О Мерцаеве я ничего не слышал. Однажды в пасмурное сентябрьское воскресенье, когда у меня дома имелось несколько купленных впрок арбузов на балконе и грибы, тушенные в сметане, совершенно неожиданно появился подполковник Иван Семаков. Он принадлежал к тому типу людей, часто встречающихся среди военных и спортсменов-туристов, которые однажды, лет в тридцать, обзаводятся заскорузлыми морщинами на лице и на шее, смуглеют, подсыхают и больше уже не меняются до самой смерти. Иван даже показался мне помолодевшим. Он не мог усидеть на месте, вскакивал, суетился, рассказывал, понижая голос, с той же знакомой многозначительностью о поездках за границу, о материальных приобретениях. От него впервые я услышал слова «сертификат», «чеки», «желтополосые», «бесполосые». Лишь между прочим упомянул Семаков о том, что получил кафедру в Высшем военном училище. Рассказал и об однокурсниках. Пряжкин стал командиром одного из соединений, Вася Малков служил в какой-то части и будто бы развелся с женой. О судьбе Мерцаева Иван знал мало. «Слышал какие-то сплетни, но не буду повторять»,- сказал он. Однако после того, как мы выпили водки, съели грибы и арбуз,-вспомнили свою «жизнь на сцене», Иван все же кое-что рассказал.
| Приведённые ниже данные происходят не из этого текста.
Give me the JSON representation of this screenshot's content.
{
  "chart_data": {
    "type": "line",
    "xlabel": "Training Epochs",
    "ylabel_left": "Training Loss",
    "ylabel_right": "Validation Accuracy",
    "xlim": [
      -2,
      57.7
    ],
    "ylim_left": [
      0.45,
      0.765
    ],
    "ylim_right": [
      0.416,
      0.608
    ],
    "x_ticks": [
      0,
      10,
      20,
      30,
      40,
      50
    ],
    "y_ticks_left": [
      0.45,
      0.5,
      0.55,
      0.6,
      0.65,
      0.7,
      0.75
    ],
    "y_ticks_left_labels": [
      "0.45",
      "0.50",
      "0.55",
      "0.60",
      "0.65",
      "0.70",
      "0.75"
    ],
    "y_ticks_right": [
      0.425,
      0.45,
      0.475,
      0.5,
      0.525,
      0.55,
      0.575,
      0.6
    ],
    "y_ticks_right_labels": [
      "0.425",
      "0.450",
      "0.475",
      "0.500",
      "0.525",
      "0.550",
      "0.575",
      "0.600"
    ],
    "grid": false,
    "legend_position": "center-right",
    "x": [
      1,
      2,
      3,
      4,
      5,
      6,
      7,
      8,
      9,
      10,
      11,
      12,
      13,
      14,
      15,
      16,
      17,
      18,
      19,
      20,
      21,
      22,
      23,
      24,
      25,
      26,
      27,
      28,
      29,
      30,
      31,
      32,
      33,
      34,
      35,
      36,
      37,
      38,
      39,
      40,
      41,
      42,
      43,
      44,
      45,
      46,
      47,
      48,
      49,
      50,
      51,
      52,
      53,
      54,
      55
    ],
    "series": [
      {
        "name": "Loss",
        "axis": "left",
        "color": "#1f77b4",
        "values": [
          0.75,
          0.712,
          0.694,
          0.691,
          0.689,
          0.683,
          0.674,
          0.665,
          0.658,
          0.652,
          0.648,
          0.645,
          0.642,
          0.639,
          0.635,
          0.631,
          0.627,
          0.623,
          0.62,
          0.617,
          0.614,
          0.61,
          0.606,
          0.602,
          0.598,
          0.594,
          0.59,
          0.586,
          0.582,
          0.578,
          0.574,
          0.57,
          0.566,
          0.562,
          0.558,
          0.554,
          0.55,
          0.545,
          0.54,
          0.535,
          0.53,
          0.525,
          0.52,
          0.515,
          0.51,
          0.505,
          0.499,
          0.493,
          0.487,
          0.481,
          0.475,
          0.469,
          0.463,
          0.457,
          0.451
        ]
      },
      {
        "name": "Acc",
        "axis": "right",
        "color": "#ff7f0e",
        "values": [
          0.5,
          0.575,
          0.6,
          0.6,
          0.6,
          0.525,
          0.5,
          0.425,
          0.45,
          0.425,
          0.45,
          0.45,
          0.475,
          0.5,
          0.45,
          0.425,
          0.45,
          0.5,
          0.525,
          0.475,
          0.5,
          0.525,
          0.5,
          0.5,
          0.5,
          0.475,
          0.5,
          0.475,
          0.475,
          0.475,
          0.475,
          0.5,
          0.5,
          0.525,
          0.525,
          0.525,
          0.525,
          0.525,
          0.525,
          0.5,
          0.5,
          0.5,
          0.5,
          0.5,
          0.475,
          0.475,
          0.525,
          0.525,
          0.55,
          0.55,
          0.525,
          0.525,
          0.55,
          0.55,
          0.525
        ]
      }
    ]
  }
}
При этом он смотрел в стол перед собой, лишь изредка взглядывая на меня, и лицо его стало безулыбчиво-напряженным, как у человека, который говорит не совсем то, что нужно, хочет поскорее перескочить через эту неловкость и в то же время наблюдает за слушателем: не переборщил ли в рассказе, не выглядит ли клеветником и сплетником.
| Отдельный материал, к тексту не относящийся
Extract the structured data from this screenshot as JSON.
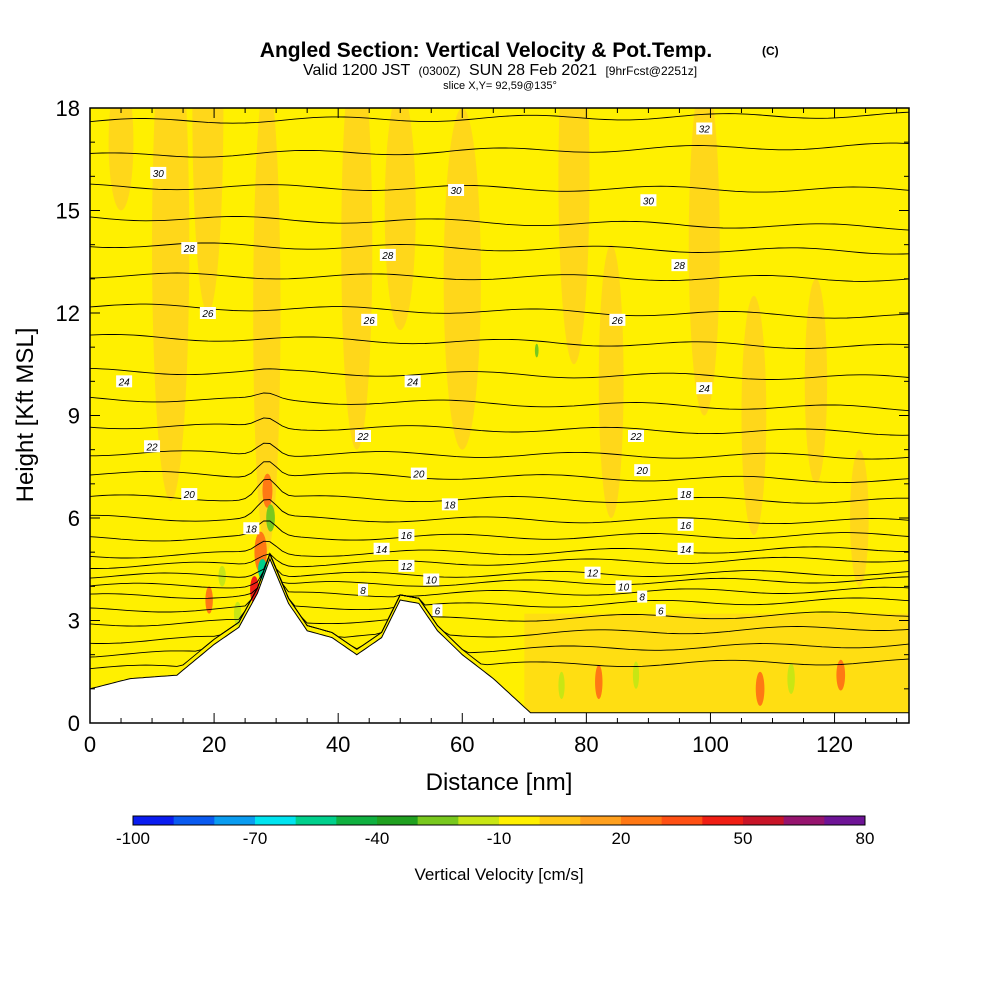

– Понимаешь? За что купил - за то и продаю,- говорил Иван.- Послали Сашку ты сам знаешь куда. Кругом- сосна, песок и военные. Ольга у него, сам знаешь, молодая и глупая, а там полно холостяков…
Иван, в сущности, человек очень добрый, никого никогда не пытался обидеть, ни о ком не хотел сказать дурного слова, но он был еще и сказочником, то есть в известном смысле литератором, и любил производить своими рассказами определенное впечатление на людей. Он нисколько не стремился опорочить Мерцаева, но очень ему хотелось удивить меня, потрясти, произвести эффект. И Семаков рассказал, что Саша будто бы запил, что его переводили из гарнизона в гарнизон; судили судом чести и, наконец, демобилизовали. Будто бы живет он теперь не то в Новороссийске, не то в Новосибирске в какой-то развалюхе и пьет запоем.
– А Ольга? - спросил я.
– С ним, наверное, а может быть, бросила,-неуверенно ответил Иван, и эта его осторожность вселила в меня твердую надежду, что все рассказанное далеко от истины. - Вань, а ты мне так и не рассказал, что же случилось с Сашкой на фронте. Я слышал, будто его расстреливали.
– Понимаешь, какое дело. В Венгрии во время контрнаступления немцев Сашка стоял на прямой наводке, и рядом с ним стояла батарея какого-то…
Подполковник употребил выражение жестоко-унизительное.
– Этот гад,- продолжал Иван,- так замандражировал, когда немцы поперли, что с испугу всадил снаряд в нашу самоходку - там, понимаешь, как раз отходили наши танки. Он, сволочь, увидел: башня показалась из-за гребня - и, не разобравшись, открыл огонь, а когда понял, что своих зажег: кумулятивный снаряд - сразу машина загорелась,-то бросил батарею и драпанул. Потом его трибуналом судили. А танкисты-то не знают, кто стрелял. Видят, что друзья ни за что погибли,- сели в «Виллис» и к батарее. «Кто комбат?»-спрашивают. И выехали-то на Сашкину батарею. Он спокойно отвечает: я, мол, комбат, чего надо? Они ему в зубы, пистолет отняли- и к сараю. «Становись, сука, к стенке!»-командуют. Ребята с батареи рассказывали, что Сашка держался твердо, слюни не пускал, только побледнел. Сами они настолько растерялись, что не успели сообразить, что происходит, не успели бы и спасти своего комбата. Мерцаев понял, что ничего не сделаешь, стал к стенке под автоматы и только спросил: «Скажите хоть, за что убиваете…»- «Сам знаешь», - сказали ему танкисты. Еще бы секунда, и не было б Сашки. Но один их офицер посмотрел на Сашку и сказал: «Не надо, ребята! Он парень молодой, смелый. Хорошую еще жизнь проживет, если немцы не убьют». Вот такое, понимаешь, дело было.